How Medicare Covers TCU Stays

Medicare covers TCU care under Part A, but there are specific requirements. The most important is the three-day rule: you must have a qualifying inpatient hospital stay of at least three consecutive days before your TCU admission. The clock starts the day you’re formally admitted as an inpatient, not when you first arrive at the hospital. Time spent under observation status or in the emergency room does not count, even if you’re there overnight. This distinction catches many people off guard.

You also need to enter the TCU within 30 days of leaving the hospital, and the skilled care you receive must be related to the condition that put you in the hospital in the first place.

For costs in 2026, you’ll pay a deductible of $1,736 at the start of each benefit period. After that, days 1 through 20 are fully covered by Medicare with no daily copay. Days 21 through 100 carry a copay of $217 per day. Medicare caps skilled nursing facility coverage at 100 days per benefit period, though most TCU patients are discharged well before that limit.

How a TCU Differs From a Skilled Nursing Facility

The terms TCU and skilled nursing facility (SNF) overlap in confusing ways, partly because many TCUs are physically located within skilled nursing facilities. The key difference is intent and timeline. A TCU is focused on short-term, intensive rehabilitation with the clear goal of getting you home within a few weeks. A skilled nursing facility can serve that same purpose but also provides longer-term care for people who may not return to fully independent living.
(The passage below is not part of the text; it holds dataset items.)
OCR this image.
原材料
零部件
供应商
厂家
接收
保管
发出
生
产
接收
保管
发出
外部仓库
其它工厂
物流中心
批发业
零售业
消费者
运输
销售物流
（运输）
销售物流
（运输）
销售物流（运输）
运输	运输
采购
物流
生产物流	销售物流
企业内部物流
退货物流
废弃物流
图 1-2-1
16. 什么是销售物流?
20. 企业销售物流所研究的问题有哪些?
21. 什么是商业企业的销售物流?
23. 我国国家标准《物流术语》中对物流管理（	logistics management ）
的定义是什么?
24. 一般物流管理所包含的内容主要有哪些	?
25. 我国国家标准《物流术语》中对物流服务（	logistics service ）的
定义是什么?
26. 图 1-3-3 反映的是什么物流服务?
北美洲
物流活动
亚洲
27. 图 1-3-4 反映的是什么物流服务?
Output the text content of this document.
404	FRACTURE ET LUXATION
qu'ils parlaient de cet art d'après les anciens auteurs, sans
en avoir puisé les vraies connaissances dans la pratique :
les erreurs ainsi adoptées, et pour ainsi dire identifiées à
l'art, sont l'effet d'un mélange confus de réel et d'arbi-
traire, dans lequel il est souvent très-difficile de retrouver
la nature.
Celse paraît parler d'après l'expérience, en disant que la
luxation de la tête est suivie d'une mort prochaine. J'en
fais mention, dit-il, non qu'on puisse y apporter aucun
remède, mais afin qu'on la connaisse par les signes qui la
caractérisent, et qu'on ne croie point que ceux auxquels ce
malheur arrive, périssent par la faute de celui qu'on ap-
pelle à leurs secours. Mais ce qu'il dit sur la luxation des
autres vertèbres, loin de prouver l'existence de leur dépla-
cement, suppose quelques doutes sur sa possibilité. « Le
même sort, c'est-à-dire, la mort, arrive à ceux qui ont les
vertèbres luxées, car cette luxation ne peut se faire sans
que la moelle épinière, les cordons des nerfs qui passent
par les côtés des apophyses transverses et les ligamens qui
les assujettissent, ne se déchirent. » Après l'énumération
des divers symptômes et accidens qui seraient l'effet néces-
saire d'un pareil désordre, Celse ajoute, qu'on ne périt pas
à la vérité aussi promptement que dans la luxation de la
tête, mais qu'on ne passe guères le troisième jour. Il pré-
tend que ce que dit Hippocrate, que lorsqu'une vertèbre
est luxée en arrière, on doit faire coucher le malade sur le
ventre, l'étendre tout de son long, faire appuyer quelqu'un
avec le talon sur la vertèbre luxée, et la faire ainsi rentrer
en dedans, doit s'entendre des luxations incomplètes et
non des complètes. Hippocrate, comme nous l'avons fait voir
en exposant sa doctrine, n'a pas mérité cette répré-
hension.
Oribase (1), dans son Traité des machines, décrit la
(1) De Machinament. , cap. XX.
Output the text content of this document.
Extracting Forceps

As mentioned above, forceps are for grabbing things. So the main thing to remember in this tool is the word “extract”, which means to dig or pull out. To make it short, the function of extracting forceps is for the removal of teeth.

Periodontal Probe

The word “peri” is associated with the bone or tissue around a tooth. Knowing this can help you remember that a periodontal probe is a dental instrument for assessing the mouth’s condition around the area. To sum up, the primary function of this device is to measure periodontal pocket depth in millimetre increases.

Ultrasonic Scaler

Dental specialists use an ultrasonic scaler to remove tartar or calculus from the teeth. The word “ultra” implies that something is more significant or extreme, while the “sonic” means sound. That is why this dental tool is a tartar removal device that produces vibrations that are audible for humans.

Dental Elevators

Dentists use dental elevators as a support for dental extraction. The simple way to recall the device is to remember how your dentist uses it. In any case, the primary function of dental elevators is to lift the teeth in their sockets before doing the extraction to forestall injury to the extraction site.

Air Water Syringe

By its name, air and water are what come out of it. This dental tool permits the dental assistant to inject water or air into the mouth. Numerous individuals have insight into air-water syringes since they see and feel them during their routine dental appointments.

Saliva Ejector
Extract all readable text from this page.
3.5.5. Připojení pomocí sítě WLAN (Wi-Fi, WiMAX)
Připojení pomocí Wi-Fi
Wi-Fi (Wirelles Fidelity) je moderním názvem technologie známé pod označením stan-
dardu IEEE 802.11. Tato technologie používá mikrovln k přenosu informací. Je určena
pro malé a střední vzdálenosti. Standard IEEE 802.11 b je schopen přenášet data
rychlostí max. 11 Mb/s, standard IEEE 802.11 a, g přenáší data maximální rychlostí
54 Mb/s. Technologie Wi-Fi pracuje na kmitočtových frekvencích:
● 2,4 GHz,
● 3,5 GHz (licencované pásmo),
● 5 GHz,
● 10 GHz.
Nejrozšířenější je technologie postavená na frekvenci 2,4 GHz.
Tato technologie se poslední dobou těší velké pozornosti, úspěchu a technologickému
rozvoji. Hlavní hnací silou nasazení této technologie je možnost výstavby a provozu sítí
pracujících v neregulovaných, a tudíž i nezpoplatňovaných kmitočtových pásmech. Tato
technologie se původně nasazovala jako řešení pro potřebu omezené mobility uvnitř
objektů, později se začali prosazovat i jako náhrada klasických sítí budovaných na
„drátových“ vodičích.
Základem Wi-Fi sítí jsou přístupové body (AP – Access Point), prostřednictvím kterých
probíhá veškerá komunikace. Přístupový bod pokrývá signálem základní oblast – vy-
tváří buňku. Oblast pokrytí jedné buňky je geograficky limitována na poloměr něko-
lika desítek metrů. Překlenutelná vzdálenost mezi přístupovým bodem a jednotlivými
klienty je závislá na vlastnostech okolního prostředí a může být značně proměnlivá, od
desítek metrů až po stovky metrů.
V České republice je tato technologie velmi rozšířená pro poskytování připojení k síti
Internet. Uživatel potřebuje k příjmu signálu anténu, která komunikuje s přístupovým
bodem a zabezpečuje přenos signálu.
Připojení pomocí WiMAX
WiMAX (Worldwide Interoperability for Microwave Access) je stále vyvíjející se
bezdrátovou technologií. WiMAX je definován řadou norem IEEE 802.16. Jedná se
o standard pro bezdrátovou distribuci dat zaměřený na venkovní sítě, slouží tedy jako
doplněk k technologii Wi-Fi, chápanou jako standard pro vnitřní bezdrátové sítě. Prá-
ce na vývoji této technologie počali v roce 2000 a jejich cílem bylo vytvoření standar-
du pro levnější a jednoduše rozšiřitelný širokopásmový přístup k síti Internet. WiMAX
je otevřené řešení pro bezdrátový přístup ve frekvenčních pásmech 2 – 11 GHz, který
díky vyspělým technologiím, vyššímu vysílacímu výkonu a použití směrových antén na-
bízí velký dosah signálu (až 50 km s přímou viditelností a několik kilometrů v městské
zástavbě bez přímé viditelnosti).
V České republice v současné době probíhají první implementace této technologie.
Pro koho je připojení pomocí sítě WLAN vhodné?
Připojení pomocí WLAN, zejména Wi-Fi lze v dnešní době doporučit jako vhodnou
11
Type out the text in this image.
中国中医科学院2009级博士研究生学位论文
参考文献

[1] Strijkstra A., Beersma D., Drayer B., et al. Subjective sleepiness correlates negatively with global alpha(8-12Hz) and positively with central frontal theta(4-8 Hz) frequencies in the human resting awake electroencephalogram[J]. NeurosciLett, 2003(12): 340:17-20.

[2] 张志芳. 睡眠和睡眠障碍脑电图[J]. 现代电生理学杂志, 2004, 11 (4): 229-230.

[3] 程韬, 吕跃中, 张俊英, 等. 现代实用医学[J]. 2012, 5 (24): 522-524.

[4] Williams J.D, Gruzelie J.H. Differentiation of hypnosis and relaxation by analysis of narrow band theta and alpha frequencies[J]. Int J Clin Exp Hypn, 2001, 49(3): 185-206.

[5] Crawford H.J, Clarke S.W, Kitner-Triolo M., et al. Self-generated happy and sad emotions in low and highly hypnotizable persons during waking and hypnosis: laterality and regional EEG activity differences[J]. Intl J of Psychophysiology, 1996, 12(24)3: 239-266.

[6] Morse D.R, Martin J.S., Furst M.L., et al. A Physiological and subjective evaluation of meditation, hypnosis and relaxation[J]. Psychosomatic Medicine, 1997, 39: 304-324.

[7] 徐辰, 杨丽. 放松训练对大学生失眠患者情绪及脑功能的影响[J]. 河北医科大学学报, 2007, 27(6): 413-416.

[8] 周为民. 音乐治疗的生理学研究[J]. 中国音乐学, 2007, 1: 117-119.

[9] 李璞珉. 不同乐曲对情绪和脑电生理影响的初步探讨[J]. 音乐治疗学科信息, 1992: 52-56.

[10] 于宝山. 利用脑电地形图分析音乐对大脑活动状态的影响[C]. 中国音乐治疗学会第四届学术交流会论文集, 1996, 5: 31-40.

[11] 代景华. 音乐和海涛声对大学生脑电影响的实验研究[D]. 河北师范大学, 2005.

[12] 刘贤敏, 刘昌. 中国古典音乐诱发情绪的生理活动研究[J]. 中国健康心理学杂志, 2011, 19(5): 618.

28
In practical terms, a TCU typically offers a higher intensity of daily therapy and a faster-paced discharge timeline. The medical oversight model is similar in both settings: your care plan is developed by a team that includes your physician and an RN, and the facility must meet federal staffing and safety standards. But the culture of a TCU leans heavily toward active recovery, with every day structured around measurable progress toward going home.

Preparing for Discharge

Discharge planning starts early in a TCU stay, often on the first or second day. The goal is to make sure you can continue recovering safely once you leave. Your team evaluates your mobility around your home, your ability to prepare food and use the bathroom, whether you’ll need home health visits or outpatient therapy, and whether a caregiver will be available to help during the first days or weeks back.

This planning process matters more than it might seem. Poorly planned discharges lead to hospital readmissions, which are both dangerous for patients and costly for the healthcare system. A well-run TCU treats the transition home as seriously as the rehabilitation itself, making sure you leave with a clear understanding of your medications, your follow-up appointments, and what warning signs should prompt a call to your doctor.